# Almost Done



## Guest (Nov 21, 2008)

It has been a long time coming but we are finally there. Two kids and three jobs during one project make for a looong process, but it is certainly worth it. I have some before pics on another drive that I will add to this. We had to gut the whole basement before we started. I think it turned out pretty freak'n cool.










My father-in-law and his brother built this cabinet. I gave them the drawing and it was in my basement in a few days.



















The riser is the last thing added. It is going to receive some carpet and some paint to finish it off. The cabinets and the counter in the back have turned out to be a lot more valuable than I ever imagined. There is a mini-fridge that makes College Football a lot more fun.










Acoustic treatments are the next project. Thanks for all the advice (direct and indirect). ERD's are on the Christmas list.
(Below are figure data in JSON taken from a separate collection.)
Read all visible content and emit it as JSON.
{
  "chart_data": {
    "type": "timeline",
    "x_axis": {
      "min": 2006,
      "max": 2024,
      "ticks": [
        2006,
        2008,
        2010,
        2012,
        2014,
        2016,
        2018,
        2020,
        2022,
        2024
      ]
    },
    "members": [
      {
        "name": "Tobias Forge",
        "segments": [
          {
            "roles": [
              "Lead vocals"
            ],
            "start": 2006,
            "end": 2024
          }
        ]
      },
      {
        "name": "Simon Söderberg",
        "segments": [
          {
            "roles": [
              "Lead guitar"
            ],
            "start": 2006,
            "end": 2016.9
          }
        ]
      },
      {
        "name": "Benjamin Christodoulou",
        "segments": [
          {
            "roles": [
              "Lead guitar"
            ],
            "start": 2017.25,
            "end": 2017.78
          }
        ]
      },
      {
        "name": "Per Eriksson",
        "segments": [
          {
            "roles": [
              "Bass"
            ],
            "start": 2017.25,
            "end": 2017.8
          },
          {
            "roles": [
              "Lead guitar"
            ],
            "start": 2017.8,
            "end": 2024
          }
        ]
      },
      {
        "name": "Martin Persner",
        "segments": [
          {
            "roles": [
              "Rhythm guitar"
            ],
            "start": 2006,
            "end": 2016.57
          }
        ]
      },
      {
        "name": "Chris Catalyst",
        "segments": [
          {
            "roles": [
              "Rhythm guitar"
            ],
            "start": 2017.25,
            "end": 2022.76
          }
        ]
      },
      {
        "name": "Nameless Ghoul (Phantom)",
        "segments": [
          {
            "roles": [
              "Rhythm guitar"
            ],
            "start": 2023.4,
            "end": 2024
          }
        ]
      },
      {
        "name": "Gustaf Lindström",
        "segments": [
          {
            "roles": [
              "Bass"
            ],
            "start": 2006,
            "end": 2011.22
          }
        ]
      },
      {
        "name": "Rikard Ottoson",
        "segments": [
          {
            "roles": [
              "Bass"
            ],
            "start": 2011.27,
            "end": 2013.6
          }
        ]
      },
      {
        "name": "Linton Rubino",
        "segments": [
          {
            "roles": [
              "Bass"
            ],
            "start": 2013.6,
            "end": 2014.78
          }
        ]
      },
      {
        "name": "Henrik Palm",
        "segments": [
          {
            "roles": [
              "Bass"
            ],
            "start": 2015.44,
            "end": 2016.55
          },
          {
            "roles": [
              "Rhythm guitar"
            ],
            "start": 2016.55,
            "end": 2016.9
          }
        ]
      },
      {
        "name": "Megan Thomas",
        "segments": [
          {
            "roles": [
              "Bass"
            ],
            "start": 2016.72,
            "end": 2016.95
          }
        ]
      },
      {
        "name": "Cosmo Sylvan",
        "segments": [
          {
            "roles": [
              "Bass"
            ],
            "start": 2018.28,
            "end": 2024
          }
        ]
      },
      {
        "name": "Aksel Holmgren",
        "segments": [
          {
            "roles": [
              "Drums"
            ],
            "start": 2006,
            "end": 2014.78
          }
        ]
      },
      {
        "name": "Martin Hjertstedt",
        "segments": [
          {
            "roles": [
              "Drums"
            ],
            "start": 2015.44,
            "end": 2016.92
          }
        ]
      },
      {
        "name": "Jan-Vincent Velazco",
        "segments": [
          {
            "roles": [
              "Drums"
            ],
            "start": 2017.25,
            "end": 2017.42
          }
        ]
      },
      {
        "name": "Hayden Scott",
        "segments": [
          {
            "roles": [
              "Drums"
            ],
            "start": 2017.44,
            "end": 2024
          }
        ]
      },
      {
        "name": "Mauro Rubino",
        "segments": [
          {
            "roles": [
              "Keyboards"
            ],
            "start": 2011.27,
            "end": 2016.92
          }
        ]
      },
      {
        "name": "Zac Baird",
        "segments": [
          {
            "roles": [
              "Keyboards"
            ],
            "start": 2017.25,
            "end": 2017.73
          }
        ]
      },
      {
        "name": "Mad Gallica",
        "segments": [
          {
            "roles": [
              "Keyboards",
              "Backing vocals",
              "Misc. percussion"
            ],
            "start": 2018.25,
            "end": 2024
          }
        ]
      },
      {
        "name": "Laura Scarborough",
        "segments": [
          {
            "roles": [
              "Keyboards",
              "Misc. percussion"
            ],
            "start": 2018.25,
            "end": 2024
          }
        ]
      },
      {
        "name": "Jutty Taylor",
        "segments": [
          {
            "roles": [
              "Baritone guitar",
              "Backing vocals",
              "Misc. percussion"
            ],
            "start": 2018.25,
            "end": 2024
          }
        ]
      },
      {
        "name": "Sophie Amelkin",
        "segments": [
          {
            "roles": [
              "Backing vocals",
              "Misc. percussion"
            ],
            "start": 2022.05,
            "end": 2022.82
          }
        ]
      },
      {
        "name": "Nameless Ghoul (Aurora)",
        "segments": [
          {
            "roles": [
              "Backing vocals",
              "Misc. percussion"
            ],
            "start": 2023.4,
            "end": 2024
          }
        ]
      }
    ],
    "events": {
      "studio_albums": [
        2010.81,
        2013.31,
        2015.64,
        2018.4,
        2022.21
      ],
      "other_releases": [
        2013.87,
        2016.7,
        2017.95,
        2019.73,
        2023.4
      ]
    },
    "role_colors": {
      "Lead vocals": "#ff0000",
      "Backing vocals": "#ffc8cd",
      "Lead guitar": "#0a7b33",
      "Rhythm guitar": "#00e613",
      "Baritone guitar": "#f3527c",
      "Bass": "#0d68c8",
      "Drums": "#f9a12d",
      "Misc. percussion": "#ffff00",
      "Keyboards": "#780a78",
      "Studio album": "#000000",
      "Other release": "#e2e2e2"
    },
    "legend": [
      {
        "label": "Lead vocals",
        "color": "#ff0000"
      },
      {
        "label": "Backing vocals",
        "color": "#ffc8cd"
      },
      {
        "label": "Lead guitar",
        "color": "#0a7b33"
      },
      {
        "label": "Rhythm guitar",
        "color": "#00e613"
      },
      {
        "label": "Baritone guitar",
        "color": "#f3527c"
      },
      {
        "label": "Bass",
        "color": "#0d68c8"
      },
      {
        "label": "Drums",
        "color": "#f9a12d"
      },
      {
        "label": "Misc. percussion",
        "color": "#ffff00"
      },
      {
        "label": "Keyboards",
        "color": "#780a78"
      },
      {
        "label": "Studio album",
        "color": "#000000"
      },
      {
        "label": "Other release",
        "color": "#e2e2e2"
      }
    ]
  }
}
I'm thrilled with the way everything turned out and I have the highest WAF I think you can get. There is a 220 in the ceiling for the future projector.


----------



## Sonnie (Apr 11, 2006)

Nicely done... looks real cozy.

What's all your equipment? Those speakers look like they might be Infinity Primus.


----------



## SteveCallas (Apr 29, 2006)

And people wonder why movie theater attendance has been dropping over the past several years :whistling:

Looks great! 

Accoustical treatments sure......but I predict an ever bigger performance boost by way of DIY sub is in your future :yes:


----------



## salvasol (Oct 31, 2006)

Nice set up ...enjoy it!!! :T


----------



## BrianAbington (Mar 19, 2008)

Is that one of those sony projection LCDtvs? my dad has one and hes been pretty happy with it.


----------



## Guest (Dec 17, 2008)

hi

what model lcd hdtv do you have....planning on getting an sony xrb6 model but not sure..any suggestions on sony models 

jcanaca


----------